Exploring the clinical diagnostic value of pelvic floor ultrasound images for pelvic organ prolapses through deep learning

Abstract

The 3D ultrasound features of patients with pelvic organ prolapses (POP) were analyzed using deep learning algorithms to explore the diagnostic efficacy of deep learning in identifying the types of POP and evaluate the feasibility of pelvic floor 3D ultrasound in diagnosing POP. Forty-four POP patients were included as the research objects, including 17 cases of anterior cavity prolapse, 23 cases of middle cavity prolapse, and four cases of posterior cavity prolapse. Twenty healthy women without POP were the control group. The 3D perineum ultrasound images of the patients were collected. A feature classification model for pelvic floor ultrasound images was built using deep learning algorithms.

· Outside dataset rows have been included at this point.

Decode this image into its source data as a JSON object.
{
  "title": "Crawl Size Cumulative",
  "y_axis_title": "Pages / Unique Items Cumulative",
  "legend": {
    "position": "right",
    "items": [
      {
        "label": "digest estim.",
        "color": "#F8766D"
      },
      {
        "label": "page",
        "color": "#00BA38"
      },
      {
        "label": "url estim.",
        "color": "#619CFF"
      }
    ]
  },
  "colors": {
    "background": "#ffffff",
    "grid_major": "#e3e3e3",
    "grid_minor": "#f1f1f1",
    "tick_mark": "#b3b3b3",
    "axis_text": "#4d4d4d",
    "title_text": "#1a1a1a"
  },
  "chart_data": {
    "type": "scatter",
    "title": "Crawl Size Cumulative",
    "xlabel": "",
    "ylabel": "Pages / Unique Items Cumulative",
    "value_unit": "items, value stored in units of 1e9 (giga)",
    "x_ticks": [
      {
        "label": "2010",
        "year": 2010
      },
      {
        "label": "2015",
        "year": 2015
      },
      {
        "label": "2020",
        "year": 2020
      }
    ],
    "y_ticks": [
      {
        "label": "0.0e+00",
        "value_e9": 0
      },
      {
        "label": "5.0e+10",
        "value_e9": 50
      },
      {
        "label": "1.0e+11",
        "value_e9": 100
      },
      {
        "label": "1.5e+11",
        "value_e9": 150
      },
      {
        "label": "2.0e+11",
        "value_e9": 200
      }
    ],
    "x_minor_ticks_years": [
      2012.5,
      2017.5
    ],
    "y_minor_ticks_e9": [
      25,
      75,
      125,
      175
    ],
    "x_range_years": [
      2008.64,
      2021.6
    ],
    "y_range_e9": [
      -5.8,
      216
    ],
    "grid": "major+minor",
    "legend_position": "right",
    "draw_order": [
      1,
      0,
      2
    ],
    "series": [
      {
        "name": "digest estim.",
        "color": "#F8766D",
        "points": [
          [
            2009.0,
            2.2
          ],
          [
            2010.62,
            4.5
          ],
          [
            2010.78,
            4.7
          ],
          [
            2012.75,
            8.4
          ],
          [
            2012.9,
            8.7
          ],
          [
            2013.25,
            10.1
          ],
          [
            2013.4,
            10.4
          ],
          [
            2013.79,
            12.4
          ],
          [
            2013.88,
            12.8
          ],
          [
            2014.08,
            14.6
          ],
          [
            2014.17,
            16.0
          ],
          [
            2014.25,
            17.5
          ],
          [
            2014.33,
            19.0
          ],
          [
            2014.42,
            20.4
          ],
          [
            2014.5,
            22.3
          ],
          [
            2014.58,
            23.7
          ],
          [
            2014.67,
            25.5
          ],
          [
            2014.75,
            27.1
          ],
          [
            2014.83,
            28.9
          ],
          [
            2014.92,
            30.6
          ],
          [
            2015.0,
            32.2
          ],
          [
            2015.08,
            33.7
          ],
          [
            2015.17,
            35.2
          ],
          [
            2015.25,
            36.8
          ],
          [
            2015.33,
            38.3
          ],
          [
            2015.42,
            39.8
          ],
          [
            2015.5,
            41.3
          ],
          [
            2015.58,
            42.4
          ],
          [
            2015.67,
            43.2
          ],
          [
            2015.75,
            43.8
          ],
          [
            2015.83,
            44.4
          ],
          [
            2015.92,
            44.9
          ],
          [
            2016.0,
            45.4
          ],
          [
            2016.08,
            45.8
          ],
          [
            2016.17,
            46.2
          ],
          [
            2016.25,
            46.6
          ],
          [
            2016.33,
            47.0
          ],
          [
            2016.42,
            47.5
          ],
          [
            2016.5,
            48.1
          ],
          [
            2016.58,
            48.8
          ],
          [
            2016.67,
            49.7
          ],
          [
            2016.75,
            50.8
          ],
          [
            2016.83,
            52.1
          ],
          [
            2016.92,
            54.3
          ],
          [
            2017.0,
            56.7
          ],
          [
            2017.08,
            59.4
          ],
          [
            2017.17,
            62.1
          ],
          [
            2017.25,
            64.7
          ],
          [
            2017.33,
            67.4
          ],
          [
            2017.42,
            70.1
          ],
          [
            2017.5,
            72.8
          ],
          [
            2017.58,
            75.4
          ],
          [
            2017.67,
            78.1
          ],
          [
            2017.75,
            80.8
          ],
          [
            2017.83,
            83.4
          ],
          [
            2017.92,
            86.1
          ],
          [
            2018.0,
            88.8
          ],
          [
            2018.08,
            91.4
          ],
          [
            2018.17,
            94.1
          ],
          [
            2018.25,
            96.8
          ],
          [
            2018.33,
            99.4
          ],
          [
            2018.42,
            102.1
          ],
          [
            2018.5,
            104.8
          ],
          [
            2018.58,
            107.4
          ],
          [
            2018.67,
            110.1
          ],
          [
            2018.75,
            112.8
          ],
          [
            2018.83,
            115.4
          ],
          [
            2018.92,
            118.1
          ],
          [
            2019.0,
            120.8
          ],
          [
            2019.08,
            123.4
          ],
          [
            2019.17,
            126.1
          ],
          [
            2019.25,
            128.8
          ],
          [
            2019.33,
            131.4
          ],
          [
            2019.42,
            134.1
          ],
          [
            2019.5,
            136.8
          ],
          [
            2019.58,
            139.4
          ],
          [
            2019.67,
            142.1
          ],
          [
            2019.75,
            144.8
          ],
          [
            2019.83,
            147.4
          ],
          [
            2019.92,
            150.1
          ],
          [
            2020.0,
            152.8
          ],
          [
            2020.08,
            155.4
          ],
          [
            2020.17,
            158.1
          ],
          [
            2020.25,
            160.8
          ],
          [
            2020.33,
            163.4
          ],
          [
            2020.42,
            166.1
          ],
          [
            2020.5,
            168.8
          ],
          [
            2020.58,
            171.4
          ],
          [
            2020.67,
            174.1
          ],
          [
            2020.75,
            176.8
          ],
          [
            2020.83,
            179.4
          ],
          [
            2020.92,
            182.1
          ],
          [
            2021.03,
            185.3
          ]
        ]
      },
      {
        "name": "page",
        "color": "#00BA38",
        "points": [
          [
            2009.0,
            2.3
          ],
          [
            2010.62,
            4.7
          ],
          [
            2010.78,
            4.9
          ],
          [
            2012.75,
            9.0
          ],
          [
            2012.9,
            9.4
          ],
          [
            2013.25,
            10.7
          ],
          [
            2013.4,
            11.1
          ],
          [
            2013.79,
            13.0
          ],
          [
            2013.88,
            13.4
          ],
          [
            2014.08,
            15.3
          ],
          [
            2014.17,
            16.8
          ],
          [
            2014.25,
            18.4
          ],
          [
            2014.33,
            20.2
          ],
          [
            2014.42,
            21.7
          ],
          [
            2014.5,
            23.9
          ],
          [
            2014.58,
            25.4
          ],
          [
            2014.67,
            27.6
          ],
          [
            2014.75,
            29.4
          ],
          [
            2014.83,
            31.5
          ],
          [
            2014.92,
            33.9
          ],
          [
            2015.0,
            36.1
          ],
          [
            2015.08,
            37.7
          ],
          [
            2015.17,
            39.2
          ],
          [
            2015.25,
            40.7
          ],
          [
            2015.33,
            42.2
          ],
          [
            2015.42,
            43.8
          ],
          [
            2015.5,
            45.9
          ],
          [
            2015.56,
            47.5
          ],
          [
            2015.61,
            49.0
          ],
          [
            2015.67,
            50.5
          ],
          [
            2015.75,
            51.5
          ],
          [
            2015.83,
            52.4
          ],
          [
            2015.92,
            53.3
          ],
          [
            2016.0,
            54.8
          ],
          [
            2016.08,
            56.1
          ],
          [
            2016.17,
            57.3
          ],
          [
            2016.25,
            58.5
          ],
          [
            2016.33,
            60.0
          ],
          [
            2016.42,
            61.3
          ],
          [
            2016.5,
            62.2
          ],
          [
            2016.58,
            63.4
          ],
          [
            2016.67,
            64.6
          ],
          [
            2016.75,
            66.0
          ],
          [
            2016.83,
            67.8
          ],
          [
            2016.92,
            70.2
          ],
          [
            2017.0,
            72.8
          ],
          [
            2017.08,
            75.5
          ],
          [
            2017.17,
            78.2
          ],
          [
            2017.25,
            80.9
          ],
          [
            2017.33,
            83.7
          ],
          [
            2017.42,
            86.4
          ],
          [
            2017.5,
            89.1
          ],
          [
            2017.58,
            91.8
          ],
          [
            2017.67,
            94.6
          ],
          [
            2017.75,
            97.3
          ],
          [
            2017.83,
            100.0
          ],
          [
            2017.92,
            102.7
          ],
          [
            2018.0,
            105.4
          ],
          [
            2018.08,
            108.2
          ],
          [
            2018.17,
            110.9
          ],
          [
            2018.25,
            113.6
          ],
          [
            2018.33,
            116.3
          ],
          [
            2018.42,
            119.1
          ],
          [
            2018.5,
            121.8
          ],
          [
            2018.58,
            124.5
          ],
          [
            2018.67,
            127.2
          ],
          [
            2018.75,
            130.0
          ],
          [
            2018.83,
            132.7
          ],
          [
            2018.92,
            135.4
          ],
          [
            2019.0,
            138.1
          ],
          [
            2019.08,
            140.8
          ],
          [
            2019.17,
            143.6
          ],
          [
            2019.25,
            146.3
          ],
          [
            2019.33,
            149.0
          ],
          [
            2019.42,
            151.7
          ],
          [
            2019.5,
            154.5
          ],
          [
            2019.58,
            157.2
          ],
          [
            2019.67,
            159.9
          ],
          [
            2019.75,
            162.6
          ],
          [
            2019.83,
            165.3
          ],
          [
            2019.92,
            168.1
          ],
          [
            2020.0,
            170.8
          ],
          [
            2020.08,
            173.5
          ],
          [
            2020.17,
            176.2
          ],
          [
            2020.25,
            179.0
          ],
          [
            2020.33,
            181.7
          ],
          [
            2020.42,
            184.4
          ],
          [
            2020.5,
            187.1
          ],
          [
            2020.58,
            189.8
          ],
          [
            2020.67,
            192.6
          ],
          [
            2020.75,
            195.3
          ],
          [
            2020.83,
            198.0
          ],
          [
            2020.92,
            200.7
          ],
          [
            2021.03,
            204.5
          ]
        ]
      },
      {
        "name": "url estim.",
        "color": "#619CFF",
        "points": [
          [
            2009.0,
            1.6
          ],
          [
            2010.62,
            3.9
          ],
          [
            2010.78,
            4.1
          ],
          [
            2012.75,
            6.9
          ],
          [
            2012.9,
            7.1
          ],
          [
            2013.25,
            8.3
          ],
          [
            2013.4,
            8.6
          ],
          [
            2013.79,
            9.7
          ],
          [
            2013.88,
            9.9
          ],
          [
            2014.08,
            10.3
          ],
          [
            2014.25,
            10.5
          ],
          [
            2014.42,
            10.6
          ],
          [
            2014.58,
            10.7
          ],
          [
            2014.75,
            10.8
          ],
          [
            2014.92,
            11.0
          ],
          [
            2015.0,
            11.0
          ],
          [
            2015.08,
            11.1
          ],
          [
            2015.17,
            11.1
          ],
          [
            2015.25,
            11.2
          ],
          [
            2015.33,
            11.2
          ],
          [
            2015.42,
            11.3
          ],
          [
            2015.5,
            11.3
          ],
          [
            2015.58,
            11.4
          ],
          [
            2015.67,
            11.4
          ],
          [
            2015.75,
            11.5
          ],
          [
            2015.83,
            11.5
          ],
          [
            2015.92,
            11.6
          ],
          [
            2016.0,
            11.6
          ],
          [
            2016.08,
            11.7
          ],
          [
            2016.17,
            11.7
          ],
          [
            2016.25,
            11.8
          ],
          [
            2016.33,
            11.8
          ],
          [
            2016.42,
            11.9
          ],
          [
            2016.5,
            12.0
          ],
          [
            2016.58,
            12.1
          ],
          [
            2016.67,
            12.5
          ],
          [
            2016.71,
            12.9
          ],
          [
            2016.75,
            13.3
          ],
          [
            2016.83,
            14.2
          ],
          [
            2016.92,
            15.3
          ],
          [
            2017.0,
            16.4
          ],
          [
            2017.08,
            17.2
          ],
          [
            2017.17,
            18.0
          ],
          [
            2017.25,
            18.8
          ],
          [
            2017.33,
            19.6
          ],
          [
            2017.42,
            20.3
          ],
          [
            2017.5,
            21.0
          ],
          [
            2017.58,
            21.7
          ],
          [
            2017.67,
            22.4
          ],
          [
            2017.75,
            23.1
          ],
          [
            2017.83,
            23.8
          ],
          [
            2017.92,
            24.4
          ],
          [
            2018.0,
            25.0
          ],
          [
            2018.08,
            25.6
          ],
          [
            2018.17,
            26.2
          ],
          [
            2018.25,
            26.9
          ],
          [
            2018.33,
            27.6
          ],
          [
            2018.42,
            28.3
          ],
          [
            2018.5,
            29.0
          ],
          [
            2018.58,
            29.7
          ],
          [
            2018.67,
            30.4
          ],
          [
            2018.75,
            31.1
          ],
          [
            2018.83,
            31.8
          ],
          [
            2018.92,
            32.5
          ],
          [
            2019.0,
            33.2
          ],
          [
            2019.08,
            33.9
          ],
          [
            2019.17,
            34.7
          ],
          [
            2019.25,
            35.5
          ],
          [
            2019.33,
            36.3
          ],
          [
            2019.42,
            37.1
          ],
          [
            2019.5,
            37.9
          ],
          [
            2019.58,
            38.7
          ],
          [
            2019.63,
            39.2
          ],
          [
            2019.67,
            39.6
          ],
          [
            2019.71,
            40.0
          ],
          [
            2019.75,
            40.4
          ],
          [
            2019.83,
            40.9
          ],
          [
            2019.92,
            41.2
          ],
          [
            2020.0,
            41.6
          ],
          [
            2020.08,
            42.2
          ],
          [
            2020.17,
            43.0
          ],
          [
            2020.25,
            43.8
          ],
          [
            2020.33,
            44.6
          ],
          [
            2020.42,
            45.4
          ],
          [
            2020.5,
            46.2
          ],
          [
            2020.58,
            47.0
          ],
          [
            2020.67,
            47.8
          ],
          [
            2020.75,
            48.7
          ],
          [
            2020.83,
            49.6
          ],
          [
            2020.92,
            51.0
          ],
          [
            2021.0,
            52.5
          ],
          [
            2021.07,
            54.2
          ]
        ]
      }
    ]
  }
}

The proposed model was then compared with three convolutional neural network (CNN) models: support vector machine (SVM), radial basis function (RBF), and K-nearest neighbor (KNN), to evaluate its diagnostic efficiency in identifying the types of POP. Furthermore, the POP-Q score was performed based on ultrasound features. The results showed that the area under the curve (AUC) of the deep learning model was 0.79, and the 95% confidence interval was 0.76–0.80, higher than those of the CNN models. The accuracy (0.86), sensitivity (0.89), and specificity (0.84) of the deep learning model were higher than those of the three CNN models. The pelvic mouths of the study group and the control group were significantly more extensive than that of the nonproductive group (p < 0.05). The levator ani muscle of the POP group was significantly more extensive than that of the control group, and the difference was statistically significant (p < 0.05). The model based on deep learning has high efficiency in identifying the types of POP. The 3D ultrasound examination has important clinical significance for POP diagnosis.